Areas and Levels of Artificial Intelligence (AI)

Posted by

AI is a technology designed to operate in a way that mimics how humans operate. However, like humans, AI systems are not perfect.

They must learn and adapt by taking in volumes of information, processing it, and storing it for future reference.

It is like when a young child touches a hot stove. The child’s brain registers the pain and makes a mental note not to do it again.

AI is not much different.

As the systems learn behavioral patterns from the data collected and analyzed, outputs and predictions are made much like those made by our human brains.

The brain has billions of neurons that are linked together. The sheer scale of the operation makes it very difficult to replicate, but that is exactly what scientists, mathematicians, and experts are trying to do through AI.

Every area of AI is inspired by the human brain, and this is the framework for how AI is developing.

Breaking down this complexity into four key areas of development simplifies and allows the understanding of the AI evolution cycle to become friendlier as lots of people are beginning to utilize the benefits of AI and the need to understand it.

Areas of AI

Artificial Intelligence (AI)

AI includes technologies that can perform specific tasks as well as, or better than, humans. Examples are personal assistants on our mobile devices and facial recognition for social media platforms.

Machine Learning(ML)

ML is the practice of using algorithms to parse data, learn from it, and then make a prediction about something in the world. An example is ridesharing apps: ML enables these platforms to determine the price of your ride, estimate your wait time once you initiate a ride or service, and provide optimal routes based on other passengers’ experience to minimize detours.

Deep Learning(DL)

DL is a subset of ML. While ML is told how to make an accurate prediction by inputting more data, the DL model can learn through its own method of computing and coming up with a logical structure, much like how a human would draw conclusions. This is a layered structure of algorithms. An example is machines learning complex games and beating the best humans in the world. By playing itself over and over, the machine tuned its neural network to supersede human thought processing.

Neural Networks(NN)

NN is the machine’s attempt to mimic human brain behavior. An example would be handwriting recognition. For humans, this is easy because we have 140 million neurons with tens of billions of connections between them in our primary visual cortex that enables humans to effortlessly recognize handwritten digits. 

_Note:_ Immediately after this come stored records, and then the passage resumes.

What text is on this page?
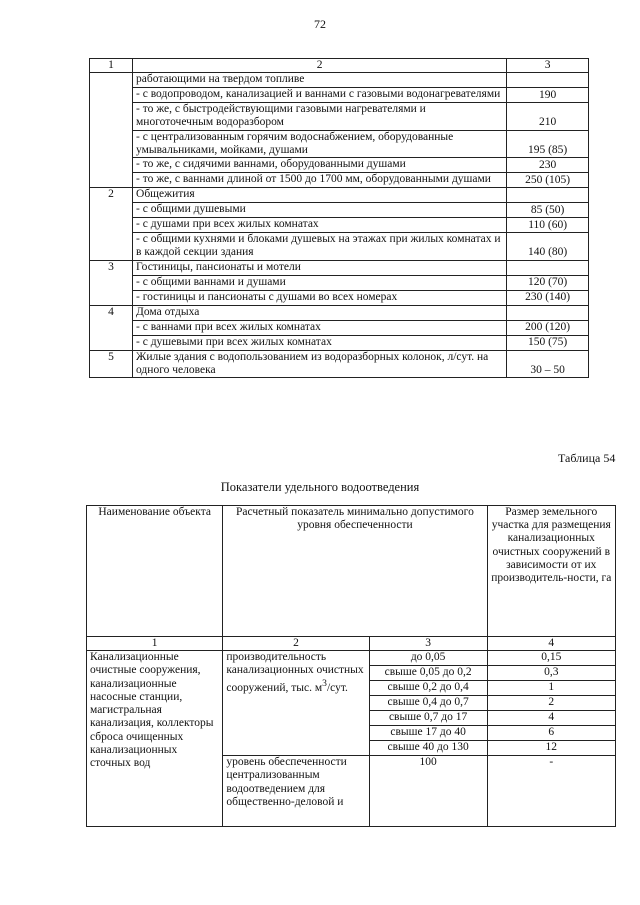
72
1	2	3
	работающими на твердом топливе	
	- с водопроводом, канализацией и ваннами с газовыми водонагревателями	190
	- то же, с быстродействующими газовыми нагревателями и многоточечным водоразбором	210
	- с централизованным горячим водоснабжением, оборудованные умывальниками, мойками, душами	195 (85)
	- то же, с сидячими ваннами, оборудованными душами	230
	- то же, с ваннами длиной от 1500 до 1700 мм, оборудованными душами	250 (105)
2	Общежития	
	- с общими душевыми	85 (50)
	- с душами при всех жилых комнатах	110 (60)
	- с общими кухнями и блоками душевых на этажах при жилых комнатах и в каждой секции здания	140 (80)
3	Гостиницы, пансионаты и мотели	
	- с общими ваннами и душами	120 (70)
	- гостиницы и пансионаты с душами во всех номерах	230 (140)
4	Дома отдыха	
	- с ваннами при всех жилых комнатах	200 (120)
	- с душевыми при всех жилых комнатах	150 (75)
5	Жилые здания с водопользованием из водоразборных колонок, л/сут. на одного человека	30 – 50
Таблица 54
Показатели удельного водоотведения
Наименование объекта	Расчетный показатель минимально допустимого уровня обеспеченности		Размер земельного участка для размещения канализационных очистных сооружений в зависимости от их производитель-ности, га
1	2	3	4
Канализационные очистные сооружения, канализационные насосные станции, магистральная канализация, коллекторы сброса очищенных канализационных сточных вод	производительность канализационных очистных сооружений, тыс. $м^3$/сут.	до 0,05	0,15
		свыше 0,05 до 0,2	0,3
		свыше 0,2 до 0,4	1
		свыше 0,4 до 0,7	2
		свыше 0,7 до 17	4
		свыше 17 до 40	6
		свыше 40 до 130	12
	уровень обеспеченности централизованным водоотведением для общественно-деловой и	100	-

However, it is extremely complicated to write a computer program to mirror what the human visual cortex does in milliseconds. The NN has a different approach to solve handwriting recognition: it takes many handwritten digits known as training examples and then develops a system that can learn from those training examples. 

In other words, the NNs automatically infer rules for recognizing handwritten digits, which means, the more training examples, the more accurate it becomes.

Levels of AI

AI is also broken down into three levels:

  1. Artificial narrow intelligence (ANI) is AI specializing in one area. For example, a machine that can beat the world-class chess champion uses ANI.
  2. Artificial general intelligence (AGI) is referred to as human-level AI, such as a machine performing any intellectual task that a human can perform.
  3. Artificial superintelligence (ASI) is AI defined as superintelligence, such as an intellect that is much smarter than the best human brains in practically every field, scientific creativity, general wisdom, and social skills.

Artificial Narrow Intelligence (ANI)

One level of AI is ANI. We now have virtual assistants who can help book meetings and schedule appointments. They can answer basic questions and include features that help manage and locate your emails through a central search engine. Nonetheless, they are not creative and do not have the ability to make decisions based on data. At this level of AI, ANI is limited to single tasks and is not self-aware. 

Artificial General Intelligence (AGI)

Although ANI is good now, looking ahead, experts are striving to create AGI that will be able to reason, plan, and address complex concepts. AGI will be the closest ability to think at the scale and speed of a human brain. An example of AGI is the autonomous driver making a better driving decision than a human, thus reducing accidents.

Artificial Super Intelligence (ASI)

The next level of AI evolution is ASI. It will be able to think at a scale and speed greater than all great minds or the human population at once. This level of AI is based on recursive self-improvement, which is the software’s ability to reprogram and improve itself in a continual, rapidly increasing cycle leading to superintelligence.